Nonetheless, arguments against the age restriction in IVF have faced serious backlash since it is argued that females should have the right to choose when they want to have a child. Comprehensive medical coverage improving the physical health of females above the reproductive age and safety during pregnancy is now available, which allows the females to become healthy and active mothers giving birth to healthier babies. Nevertheless, setting an age restriction for ART would ignite the outcry of age discrimination.

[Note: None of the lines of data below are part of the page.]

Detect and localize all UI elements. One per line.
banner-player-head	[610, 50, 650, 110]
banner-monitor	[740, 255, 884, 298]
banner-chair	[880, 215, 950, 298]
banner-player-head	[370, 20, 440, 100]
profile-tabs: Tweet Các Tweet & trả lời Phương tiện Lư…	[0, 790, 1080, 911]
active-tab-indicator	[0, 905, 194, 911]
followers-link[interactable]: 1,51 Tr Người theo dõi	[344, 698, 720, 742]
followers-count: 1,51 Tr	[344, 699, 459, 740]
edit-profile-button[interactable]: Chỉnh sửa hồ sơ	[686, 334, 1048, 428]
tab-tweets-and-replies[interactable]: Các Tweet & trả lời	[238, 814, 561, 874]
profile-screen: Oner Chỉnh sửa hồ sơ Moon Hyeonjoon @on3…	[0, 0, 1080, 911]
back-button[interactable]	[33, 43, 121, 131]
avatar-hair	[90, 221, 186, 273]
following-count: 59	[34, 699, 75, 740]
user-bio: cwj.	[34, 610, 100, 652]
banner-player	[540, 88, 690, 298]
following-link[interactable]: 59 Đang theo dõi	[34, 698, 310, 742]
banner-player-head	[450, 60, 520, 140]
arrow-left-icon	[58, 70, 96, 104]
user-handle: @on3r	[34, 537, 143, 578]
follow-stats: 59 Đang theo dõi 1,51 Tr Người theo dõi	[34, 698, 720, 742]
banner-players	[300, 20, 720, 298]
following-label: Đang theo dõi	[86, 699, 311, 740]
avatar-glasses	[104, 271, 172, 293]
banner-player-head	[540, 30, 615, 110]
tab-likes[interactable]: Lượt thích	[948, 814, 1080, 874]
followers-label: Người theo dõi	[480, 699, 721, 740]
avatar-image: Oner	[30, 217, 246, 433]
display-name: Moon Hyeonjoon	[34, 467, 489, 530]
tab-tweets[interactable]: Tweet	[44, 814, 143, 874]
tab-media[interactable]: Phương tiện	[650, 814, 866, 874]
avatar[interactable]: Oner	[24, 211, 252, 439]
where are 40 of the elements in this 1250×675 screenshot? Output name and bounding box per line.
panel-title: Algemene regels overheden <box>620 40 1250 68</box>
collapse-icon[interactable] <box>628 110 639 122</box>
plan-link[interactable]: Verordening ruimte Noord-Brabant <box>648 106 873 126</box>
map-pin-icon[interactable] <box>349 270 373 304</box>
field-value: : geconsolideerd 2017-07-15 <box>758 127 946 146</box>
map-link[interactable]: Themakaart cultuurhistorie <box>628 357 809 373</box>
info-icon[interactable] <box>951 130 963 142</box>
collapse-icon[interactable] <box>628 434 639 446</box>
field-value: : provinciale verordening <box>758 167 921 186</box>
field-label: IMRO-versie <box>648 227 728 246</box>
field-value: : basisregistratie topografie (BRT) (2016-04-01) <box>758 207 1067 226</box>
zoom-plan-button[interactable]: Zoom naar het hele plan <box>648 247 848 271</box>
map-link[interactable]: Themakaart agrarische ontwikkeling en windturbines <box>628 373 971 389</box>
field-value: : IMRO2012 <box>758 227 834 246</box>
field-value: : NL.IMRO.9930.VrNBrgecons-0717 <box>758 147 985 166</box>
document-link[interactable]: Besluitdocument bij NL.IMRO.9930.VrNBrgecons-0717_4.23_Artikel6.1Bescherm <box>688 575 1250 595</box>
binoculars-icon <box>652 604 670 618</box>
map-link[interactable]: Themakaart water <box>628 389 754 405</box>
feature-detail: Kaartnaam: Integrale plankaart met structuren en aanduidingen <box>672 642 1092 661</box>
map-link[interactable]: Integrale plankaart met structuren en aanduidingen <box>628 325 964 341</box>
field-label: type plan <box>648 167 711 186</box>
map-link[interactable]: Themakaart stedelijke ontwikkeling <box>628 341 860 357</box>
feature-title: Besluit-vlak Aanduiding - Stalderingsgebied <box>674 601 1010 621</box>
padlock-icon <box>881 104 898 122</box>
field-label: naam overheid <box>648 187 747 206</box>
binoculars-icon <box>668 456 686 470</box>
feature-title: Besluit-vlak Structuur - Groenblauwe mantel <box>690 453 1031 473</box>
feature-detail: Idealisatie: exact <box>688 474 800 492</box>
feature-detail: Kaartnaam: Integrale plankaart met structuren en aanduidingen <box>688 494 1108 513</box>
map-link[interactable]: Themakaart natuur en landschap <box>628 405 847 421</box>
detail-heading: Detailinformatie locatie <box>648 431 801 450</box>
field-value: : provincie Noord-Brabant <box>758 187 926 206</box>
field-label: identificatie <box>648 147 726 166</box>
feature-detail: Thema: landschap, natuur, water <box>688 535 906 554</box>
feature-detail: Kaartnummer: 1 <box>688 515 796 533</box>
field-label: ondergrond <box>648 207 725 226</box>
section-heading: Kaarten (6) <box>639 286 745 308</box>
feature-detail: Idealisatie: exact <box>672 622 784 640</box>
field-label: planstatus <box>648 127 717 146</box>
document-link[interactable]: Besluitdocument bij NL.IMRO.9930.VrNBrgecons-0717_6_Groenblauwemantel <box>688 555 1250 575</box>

Single Females and Same-sex Couples

Apart from parental age, allowing ART for single females and same-sex couples remains controversial. The legal restrictions on IVF and other forms of ART for single and same-sex couples vary between countries. In a survey of legislation in the 28 European U nion (EU) countries published in 2014, ART, including IVF for single females, was permitted in 11 countries, whereas some countries with a previous ban modified their legislations to allow IVF for single females later19. When considering the well-being of children born through IVF for single females or females in same-sex partnerships, llioi and Golombok (2015) suggested that adolescents born through all ARTs seemed to be well-adjusted psychologically and have positive parent-adolescent relationships compared with those naturally conceived20.


Sex Selection

Perhaps the current most challenging ethical question in reproductive medicine is the application of preimplantation genetic testing (PGT). Originally, PGT offered a way to identify chromosomal genetic abnormalities, thereby avoiding a possible late-term abortion or the birth and early death of an infant. However, there are emerging cases in which PGT is being considered for late-onset, variably penetrant, and less severe conditions. Remarkably, IVF and PGT can be used to select embryos'gender, and the use of ART for gender selection of embryos has infuriated ethical and legal concerns18.


The Line in Ethical Dilemmas - Medical Versus Non-medical

Although more couples choose not to give birth nowadays, the inability to conceive naturally signifies a symbolic loss of future dreams, particularly in the traditional Chinese community. Furthermore, there is an increasing trend of delaying marriage, which has attracted the attention of medical professionals and government officials. Contrary to this, while the advances in ART have effectively improved fertility over the last decade, the associated cultural, ethical, and legal constraints have left medical professionals and infertile couples perplexed.


Given that human rights formed the legal basis of bioethics, the modern evolution of human rights no longer requires legal marriage as a condition for family foundation, recognising nontraditional families, such as same-sex couples, and their rights to access ART. In the absence of legal prohibition, couples can seek ART treatments, and qualified healthcare providers can provide them, after discussing the repercussions of the procedure with the patients. Nonetheless, many questions persist since deciding if a particular procedure is ethically correct is often difficult. In this regard, the Chinese philosopher Zhu Xi believed that eating for taste but not for hunger is solely a fulfilment of human desire, which is unethical21. Accordingly, it is reasonable to believe that ART for non-medical purposes, such as gender selection, may fulfil only human desire and is thus unethical since the concept challenges the idea of natural selection and is not for treating infertility.